Periodico telematico di
informazione culturale
Short
is better
22/10/2008
Si sta svolgendo in questi giorni la sedicesima edizione
del Festival Internazionale del Cortometraggio Yasujiro Ozu. Se
volessimo tracciare delle direttive tematiche rispetto ai film in
concorso, spicca innanzitutto il potere poietico della fantasia, quello
di alterare e migliorare il mondo, che si connette soprattutto allo
sguardo dell’infanzia. Mofetas (I. Inciso), è la storia di
due “puzzole”, cioè, nel gergo delle guardie di frontiera, bambini
marocchini che tentano di passare il confine con la Spagna nascondendosi
sotto ai camion. Il più piccolo e tremendo dei due si vede giunto a
destinazione, alla guida di macchine spaziali, con pupe alla moda di
fianco, oppure sulla copertina di mensili sportivi come calciatore
milionario. L’altro, che si reputa più realistico, si immagina invece
applaudito a scuola dopo una buona interrogazione.

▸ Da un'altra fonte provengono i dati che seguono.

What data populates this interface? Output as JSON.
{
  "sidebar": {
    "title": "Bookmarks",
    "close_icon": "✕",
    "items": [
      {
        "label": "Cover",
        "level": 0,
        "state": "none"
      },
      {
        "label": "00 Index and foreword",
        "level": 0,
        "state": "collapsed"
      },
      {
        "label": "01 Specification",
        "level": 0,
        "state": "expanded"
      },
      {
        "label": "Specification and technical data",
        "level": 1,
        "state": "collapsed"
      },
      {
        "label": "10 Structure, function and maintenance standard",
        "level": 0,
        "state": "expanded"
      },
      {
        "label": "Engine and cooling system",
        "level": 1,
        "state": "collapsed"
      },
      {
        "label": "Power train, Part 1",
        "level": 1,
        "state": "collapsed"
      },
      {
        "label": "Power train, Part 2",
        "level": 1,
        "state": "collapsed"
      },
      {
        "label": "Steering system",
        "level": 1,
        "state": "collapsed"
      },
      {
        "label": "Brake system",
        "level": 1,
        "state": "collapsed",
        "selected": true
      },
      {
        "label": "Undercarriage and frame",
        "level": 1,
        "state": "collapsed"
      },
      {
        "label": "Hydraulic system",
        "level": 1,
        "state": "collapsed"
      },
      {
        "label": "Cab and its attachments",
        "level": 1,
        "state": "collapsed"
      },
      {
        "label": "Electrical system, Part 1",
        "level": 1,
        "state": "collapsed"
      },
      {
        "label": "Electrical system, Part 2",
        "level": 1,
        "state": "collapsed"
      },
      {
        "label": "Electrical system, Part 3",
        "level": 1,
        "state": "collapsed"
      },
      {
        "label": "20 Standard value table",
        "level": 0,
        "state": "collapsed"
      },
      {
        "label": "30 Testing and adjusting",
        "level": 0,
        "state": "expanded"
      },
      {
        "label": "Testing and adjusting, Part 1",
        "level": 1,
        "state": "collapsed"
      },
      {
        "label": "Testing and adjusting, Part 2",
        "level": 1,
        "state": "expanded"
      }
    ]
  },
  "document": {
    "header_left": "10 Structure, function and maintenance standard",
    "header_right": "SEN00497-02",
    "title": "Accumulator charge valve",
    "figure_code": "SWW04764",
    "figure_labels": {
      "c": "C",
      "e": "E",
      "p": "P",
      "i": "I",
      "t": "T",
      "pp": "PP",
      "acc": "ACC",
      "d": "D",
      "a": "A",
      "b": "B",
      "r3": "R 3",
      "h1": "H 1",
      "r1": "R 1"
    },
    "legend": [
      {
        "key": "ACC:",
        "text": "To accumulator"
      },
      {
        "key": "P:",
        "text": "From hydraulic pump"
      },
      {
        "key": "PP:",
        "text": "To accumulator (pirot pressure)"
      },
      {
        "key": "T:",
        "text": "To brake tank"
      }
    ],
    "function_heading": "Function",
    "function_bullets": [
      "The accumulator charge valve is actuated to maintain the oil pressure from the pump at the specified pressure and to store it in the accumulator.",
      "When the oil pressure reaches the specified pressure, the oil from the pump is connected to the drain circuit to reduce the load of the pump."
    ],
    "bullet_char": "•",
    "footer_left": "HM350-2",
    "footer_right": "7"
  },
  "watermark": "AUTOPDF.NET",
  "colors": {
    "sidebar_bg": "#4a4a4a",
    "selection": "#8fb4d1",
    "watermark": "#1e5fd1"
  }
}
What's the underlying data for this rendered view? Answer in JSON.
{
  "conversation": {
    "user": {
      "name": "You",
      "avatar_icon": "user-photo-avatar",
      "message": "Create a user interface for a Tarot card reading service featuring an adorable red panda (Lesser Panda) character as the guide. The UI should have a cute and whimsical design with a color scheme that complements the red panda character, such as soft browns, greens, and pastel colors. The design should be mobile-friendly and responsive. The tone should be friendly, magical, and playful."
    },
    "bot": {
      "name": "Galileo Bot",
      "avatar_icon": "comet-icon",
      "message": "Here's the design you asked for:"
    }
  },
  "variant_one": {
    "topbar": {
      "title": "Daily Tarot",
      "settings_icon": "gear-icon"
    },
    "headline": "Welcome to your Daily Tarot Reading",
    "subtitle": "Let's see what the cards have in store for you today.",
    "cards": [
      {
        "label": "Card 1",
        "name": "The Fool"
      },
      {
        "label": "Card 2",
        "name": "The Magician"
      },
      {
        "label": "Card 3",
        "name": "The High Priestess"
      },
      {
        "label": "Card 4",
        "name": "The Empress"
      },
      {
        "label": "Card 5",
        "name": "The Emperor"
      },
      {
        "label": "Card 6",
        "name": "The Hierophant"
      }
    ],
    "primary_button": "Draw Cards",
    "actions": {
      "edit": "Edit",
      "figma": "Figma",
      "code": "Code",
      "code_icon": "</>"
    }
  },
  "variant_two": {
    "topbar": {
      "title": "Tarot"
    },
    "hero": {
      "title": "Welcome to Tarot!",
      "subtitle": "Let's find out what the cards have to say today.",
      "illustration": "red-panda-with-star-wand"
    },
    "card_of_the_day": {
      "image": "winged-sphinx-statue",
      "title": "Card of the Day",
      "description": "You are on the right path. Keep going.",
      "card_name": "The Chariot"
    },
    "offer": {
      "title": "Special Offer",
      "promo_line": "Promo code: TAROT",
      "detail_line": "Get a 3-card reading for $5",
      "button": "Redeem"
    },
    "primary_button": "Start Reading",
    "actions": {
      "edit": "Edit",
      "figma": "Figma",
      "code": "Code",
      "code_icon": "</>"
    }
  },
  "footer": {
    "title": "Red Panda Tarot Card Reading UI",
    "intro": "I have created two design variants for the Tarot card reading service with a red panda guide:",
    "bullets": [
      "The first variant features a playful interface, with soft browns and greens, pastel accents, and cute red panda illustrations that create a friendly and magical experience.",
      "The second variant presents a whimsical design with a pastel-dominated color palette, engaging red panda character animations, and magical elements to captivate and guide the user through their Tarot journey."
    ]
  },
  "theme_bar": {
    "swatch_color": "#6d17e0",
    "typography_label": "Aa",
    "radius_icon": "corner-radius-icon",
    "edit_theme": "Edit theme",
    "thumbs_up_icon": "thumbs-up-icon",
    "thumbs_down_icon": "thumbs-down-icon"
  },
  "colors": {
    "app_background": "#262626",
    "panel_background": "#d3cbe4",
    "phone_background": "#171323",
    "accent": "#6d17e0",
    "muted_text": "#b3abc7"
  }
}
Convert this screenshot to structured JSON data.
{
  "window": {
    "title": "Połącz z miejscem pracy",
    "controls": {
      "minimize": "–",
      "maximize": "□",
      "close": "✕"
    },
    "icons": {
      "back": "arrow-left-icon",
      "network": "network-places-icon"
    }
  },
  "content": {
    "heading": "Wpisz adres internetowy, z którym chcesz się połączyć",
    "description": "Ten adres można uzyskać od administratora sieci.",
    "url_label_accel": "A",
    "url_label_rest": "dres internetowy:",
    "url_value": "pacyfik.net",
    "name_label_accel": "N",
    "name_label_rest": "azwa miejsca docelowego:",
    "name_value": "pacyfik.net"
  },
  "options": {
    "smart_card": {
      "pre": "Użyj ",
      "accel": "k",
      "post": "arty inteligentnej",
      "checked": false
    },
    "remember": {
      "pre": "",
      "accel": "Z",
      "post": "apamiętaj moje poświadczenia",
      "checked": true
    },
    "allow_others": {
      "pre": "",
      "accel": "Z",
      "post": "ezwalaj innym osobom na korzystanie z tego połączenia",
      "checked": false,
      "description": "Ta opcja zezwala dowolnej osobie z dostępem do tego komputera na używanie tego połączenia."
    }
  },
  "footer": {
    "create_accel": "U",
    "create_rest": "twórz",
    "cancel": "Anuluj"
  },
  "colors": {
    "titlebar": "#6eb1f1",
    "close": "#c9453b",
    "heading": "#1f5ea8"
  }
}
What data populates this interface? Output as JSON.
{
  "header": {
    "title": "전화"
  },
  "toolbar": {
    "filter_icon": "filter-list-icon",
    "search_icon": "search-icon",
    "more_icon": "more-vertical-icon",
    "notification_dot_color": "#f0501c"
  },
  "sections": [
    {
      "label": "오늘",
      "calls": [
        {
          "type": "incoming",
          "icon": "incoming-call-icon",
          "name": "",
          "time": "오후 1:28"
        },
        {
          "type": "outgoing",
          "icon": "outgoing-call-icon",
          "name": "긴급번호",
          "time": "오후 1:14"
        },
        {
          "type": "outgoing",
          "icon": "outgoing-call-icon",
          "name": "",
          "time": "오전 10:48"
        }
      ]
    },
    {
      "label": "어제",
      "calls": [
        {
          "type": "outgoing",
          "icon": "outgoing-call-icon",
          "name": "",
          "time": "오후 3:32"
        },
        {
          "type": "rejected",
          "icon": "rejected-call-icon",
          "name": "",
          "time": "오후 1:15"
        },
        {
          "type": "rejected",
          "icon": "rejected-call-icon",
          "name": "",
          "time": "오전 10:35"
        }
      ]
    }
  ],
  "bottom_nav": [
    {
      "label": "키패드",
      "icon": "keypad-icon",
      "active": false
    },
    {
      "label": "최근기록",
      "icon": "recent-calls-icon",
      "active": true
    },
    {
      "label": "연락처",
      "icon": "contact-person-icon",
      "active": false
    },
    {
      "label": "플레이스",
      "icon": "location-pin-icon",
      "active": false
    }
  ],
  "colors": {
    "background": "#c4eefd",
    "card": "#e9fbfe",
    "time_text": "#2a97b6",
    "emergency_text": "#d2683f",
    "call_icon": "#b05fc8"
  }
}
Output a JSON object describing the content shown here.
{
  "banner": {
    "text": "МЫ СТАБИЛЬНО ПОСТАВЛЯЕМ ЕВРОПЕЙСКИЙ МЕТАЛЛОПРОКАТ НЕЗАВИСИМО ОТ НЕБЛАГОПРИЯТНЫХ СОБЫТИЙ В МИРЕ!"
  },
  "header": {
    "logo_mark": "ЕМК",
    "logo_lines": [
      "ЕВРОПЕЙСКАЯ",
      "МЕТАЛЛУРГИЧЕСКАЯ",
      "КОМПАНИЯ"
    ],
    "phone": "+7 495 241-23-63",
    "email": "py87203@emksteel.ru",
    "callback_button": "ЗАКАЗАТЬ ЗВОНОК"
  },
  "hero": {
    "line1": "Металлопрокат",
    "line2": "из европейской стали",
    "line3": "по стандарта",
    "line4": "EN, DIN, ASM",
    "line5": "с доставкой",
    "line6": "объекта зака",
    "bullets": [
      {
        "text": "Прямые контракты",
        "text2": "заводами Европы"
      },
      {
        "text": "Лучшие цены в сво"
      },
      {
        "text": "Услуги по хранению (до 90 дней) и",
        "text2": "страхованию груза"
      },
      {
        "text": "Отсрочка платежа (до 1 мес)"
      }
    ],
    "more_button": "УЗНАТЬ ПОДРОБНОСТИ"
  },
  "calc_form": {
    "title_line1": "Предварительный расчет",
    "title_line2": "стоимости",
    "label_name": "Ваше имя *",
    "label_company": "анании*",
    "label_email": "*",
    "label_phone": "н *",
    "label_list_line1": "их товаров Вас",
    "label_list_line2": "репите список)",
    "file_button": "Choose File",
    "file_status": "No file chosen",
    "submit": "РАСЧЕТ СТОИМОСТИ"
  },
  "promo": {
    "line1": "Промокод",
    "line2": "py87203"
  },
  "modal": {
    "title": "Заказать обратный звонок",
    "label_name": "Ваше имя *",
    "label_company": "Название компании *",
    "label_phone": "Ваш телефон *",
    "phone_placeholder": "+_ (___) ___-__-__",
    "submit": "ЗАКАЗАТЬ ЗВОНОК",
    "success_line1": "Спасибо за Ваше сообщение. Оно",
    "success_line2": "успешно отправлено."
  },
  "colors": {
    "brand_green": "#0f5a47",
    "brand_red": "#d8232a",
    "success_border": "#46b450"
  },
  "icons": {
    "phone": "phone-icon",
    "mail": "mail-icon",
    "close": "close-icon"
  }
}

La Martìnez con La Tuerca confeziona un prodotto
visivamente molto raffinato, che fa eco al successo de Il Labirinto
del fauno mostrando una bambina visionaria alle prese con un’adulta
che sembra la Signorina Rottermeier.
Made in Japan (Altabàs) racconta di un ragazzo che
orchestra balle supersoniche per mentire alla fidanzata. Molto bello e
poetico Las Mofas Màgicas (Rebner), in cui il piccolo
Pablito, indossando i suoi occhiali stregati, riesce a trasformare una
lezione noiosa in una puntata dello Zecchino d’Oro e un brutale litigio
dei genitori in uno straziante tango. Su questioni di genere si
orientano invece La ginecologa (Camarero), basato sul
gusto dell’assurdo, La giornata di Eva (Salgado), diario
psicotico di una ragazza sola, ossessionata dal proprio aspetto fisico e
dagli sguardi degli altri, e Asade (Balboni) su una
studentessa iraniana a Bologna combattuta fra il dovere familiare, la
bellezza ipnotica del cinema delle origini, e la ricerca di qualcuno che
la sappia riconoscere con o senza velo. Produzione notevole quella di
Endsieg (Castelli & Casparis) corto di guerra dalla splendida
fotografia, in cui il montaggio scompagina in continuazione le categorie
di bene e male. Produzione minima invece per il fotonico Rockman
(la Rocca), creatura ibrida con didascalie su fondo nero stile cinema
muto, musiche tarantiniane e personaggi a metà strada fra Ciprì e
Maresco, Ed Wood, e l’ondata horror degli anni Cinquanta. Abbiamo due
contadini burini, un gruppo di rockabilly scioperati e rissosi, una
mummia in un baule, e un supereroe con la panza, i calzini luridi e
bucati e la mantella in lamè, tutti rigorosamente con gli occhiali da
sole. La palma per i gradimenti del pubblico va sicuramente a
Qualcosa di mai visto (Smeriglia), esilarante cartone animato su
un’invasione spaziale in cui i marziani hanno, al posto della faccia,
dei deretani, e comunicano fra di loro a suon di peti. Il loro
linguaggio è molto espressivo e terribilmente aderente al significato
attribuitovi dai sottotitoli. Le scene più epiche riguardano le
apparizioni del re, dalla “faccia” flaccida e leggermente chiazzata di
marrone, forse per rimarcarne la senile autorevolezza.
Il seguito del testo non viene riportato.